Segui pressupostos utilizados na perspectiva ecológica para compreensão de fenômenos, como o estudo dos acontecimentos da vida diária (a feira), a observação (mapeamento comportamental centrado no lugar), o ambiente significado (affordances e behavior setting). E nas entrevistas semiestruturadas mantive o foco interpretativo em aspectos sobre mudanças e ações, tempo, estruturas sociais e variação. Pesquisar no cotidiano como as relações aconteciam foi uma alavanca para o conhecimento de aspectos do fenômeno estudado (Barker; 1968; Del Rio, & Oliveira, 1999; Gray, 2012; Pinheiro, 1997, 2007; Proshansky, 1976; Spink, 2007; Stecanela, 2009).

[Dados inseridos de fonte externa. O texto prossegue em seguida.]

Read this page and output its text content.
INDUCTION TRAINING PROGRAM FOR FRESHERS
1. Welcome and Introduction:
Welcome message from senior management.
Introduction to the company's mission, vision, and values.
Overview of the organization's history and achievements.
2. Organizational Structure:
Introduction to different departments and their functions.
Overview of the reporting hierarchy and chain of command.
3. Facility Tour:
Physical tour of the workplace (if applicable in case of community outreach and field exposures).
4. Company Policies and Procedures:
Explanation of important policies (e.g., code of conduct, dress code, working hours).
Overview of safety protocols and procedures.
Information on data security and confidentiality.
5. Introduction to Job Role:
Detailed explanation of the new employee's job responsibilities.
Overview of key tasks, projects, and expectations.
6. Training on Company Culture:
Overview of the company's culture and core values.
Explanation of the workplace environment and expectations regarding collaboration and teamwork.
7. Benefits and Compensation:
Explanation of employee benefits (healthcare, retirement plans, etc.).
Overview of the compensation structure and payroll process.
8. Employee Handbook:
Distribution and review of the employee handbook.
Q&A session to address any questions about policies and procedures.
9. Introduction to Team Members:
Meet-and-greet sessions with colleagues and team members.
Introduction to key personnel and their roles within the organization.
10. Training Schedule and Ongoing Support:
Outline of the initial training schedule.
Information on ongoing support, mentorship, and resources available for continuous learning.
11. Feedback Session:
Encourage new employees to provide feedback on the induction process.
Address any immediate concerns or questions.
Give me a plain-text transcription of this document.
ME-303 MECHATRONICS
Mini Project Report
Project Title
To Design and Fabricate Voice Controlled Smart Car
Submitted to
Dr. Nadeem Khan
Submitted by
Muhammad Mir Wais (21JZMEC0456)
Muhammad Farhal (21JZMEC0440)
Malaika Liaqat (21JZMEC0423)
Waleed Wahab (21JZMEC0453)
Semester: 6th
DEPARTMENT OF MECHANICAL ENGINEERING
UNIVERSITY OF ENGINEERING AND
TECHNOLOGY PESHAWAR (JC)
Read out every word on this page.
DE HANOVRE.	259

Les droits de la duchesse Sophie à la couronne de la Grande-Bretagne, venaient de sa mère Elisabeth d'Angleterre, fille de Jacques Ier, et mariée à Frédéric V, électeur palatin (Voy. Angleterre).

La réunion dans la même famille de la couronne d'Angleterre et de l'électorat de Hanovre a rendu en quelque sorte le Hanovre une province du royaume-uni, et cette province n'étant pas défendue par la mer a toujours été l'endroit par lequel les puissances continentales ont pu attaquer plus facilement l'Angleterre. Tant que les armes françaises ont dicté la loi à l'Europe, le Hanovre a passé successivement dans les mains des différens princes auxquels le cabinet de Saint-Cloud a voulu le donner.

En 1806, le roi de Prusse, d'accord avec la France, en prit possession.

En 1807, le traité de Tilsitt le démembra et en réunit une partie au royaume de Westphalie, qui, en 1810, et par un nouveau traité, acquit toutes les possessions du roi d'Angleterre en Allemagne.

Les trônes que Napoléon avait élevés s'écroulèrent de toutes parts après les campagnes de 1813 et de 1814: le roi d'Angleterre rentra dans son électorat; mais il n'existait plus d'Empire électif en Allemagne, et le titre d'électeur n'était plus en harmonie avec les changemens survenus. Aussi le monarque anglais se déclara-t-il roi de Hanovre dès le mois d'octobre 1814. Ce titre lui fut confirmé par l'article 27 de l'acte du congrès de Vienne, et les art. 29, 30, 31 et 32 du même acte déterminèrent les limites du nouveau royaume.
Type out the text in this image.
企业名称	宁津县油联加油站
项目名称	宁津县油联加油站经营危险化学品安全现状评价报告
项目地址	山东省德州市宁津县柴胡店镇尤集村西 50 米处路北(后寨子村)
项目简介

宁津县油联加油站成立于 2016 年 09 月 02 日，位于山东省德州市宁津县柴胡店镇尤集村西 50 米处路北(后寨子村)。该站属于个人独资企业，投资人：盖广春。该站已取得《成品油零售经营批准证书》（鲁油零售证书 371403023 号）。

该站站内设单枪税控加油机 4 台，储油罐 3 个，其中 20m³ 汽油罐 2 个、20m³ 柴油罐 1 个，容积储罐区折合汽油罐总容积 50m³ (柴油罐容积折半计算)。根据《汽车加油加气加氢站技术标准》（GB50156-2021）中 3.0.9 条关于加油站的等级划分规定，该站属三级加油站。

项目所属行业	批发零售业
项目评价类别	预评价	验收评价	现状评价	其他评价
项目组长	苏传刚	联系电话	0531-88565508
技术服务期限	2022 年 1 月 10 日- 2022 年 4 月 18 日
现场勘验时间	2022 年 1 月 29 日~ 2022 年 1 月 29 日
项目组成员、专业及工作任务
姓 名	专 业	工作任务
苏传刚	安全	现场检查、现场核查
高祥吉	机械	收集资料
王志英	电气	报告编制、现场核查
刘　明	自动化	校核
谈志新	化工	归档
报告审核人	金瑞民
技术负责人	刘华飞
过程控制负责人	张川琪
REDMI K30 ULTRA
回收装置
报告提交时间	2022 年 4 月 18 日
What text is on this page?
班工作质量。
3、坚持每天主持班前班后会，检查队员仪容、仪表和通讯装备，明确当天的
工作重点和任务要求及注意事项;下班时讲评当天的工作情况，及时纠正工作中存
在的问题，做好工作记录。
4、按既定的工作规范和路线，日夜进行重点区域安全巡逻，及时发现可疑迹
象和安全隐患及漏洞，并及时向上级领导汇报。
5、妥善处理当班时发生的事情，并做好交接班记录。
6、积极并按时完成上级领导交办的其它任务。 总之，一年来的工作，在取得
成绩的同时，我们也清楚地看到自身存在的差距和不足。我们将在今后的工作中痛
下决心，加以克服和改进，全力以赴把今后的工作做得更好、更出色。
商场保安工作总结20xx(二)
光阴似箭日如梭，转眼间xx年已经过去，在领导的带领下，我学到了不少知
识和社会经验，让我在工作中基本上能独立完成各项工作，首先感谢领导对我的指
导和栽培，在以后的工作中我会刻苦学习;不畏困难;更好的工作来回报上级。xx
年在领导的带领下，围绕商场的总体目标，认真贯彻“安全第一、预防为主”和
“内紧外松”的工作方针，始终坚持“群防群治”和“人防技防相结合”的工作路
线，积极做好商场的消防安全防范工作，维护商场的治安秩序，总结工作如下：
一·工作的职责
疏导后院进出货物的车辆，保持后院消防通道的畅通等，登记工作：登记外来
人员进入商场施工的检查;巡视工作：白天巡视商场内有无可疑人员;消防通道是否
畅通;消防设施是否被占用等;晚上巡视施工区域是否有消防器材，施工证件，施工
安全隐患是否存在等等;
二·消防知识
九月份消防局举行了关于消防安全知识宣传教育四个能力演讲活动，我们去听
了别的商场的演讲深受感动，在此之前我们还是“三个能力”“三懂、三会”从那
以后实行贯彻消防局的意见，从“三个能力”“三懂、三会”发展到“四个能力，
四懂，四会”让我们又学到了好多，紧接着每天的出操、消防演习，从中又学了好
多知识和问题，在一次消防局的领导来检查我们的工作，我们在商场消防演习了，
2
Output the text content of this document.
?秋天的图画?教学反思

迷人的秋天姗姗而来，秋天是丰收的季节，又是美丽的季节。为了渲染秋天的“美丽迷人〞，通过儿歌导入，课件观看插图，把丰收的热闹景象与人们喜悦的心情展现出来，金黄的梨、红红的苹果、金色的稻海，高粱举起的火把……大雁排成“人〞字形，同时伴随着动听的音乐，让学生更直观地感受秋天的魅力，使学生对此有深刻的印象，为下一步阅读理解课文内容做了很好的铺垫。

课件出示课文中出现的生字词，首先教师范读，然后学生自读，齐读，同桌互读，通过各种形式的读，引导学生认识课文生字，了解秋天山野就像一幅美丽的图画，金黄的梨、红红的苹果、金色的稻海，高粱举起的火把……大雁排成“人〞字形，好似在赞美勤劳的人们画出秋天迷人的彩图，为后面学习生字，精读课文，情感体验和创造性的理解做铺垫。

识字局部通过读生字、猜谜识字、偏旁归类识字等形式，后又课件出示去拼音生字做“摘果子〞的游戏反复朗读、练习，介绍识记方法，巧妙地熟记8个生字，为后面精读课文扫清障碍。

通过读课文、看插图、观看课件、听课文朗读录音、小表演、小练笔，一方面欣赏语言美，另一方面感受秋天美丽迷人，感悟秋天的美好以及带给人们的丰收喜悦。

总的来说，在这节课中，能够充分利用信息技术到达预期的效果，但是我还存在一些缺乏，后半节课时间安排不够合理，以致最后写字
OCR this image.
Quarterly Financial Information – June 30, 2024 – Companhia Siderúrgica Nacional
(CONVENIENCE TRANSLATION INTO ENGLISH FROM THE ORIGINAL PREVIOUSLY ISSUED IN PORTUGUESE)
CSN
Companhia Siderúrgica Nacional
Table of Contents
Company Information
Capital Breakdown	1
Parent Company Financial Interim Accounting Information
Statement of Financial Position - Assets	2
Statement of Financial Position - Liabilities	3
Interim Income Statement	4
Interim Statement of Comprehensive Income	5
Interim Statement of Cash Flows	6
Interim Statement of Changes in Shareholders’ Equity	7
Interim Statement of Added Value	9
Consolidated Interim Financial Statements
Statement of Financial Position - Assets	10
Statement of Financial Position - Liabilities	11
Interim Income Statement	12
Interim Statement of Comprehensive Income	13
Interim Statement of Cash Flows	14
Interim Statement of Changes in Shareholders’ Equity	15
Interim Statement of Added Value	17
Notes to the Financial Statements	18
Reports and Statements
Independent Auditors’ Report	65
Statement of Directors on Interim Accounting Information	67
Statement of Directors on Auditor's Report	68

Com a finalidade de avançar nesses entendimentos, o objetivo central da investigação foi o de explorar a percepção dos alimentos orgânicos por seus produtores e consumidores em feiras especializadas. Na tentativa de compreender melhor as questões envolvidas, especifiquei como objetivos parciais:

• Explorar, por meio da perspectiva ecológica, aspectos comportamentais do contexto consumidor e produtor nas feiras especializadas em orgânicos;

• Identificar aspectos ecossistêmicos da interação em feiras que possam interferir na percepção do alimento orgânico;

• Compreender como se estruturam psicoambientalmente relações entre as pessoas, o alimento orgânico e o meio ambiente.

Para alcançar uma melhor compreensão sobre o fenômeno estudado, busquei convergir multimetodologicamente achados observacionais, registros comportamentais e

entrevistas. Para fechar essas asserções, afirmo que almejei ir para além de uma visão científica unidimensional e que busquei estabelecer uma análise a partir das interações entre pessoa-ambiente/alimento. Entendo a interação ser um ponto nevrálgico para todos os campos científicos, pois sua complexidade significa entrelaçamento de causas. Embora na construção desta tese eu tenha vivenciado dificuldades nas práticas de aproximação entre áreas, o desafio de vencer dicotomias analíticas no terreno das inter-relações e conexões, remeteu-me a grandes desprendimentos e investimentos em diferentes campos do conhecimento, bem como a progressões em fronteiras teórico-metodológicas. No próximo capítulo focalizo o método empregado para atingir esses objetivos e descrevo as duas técnicas investigativas.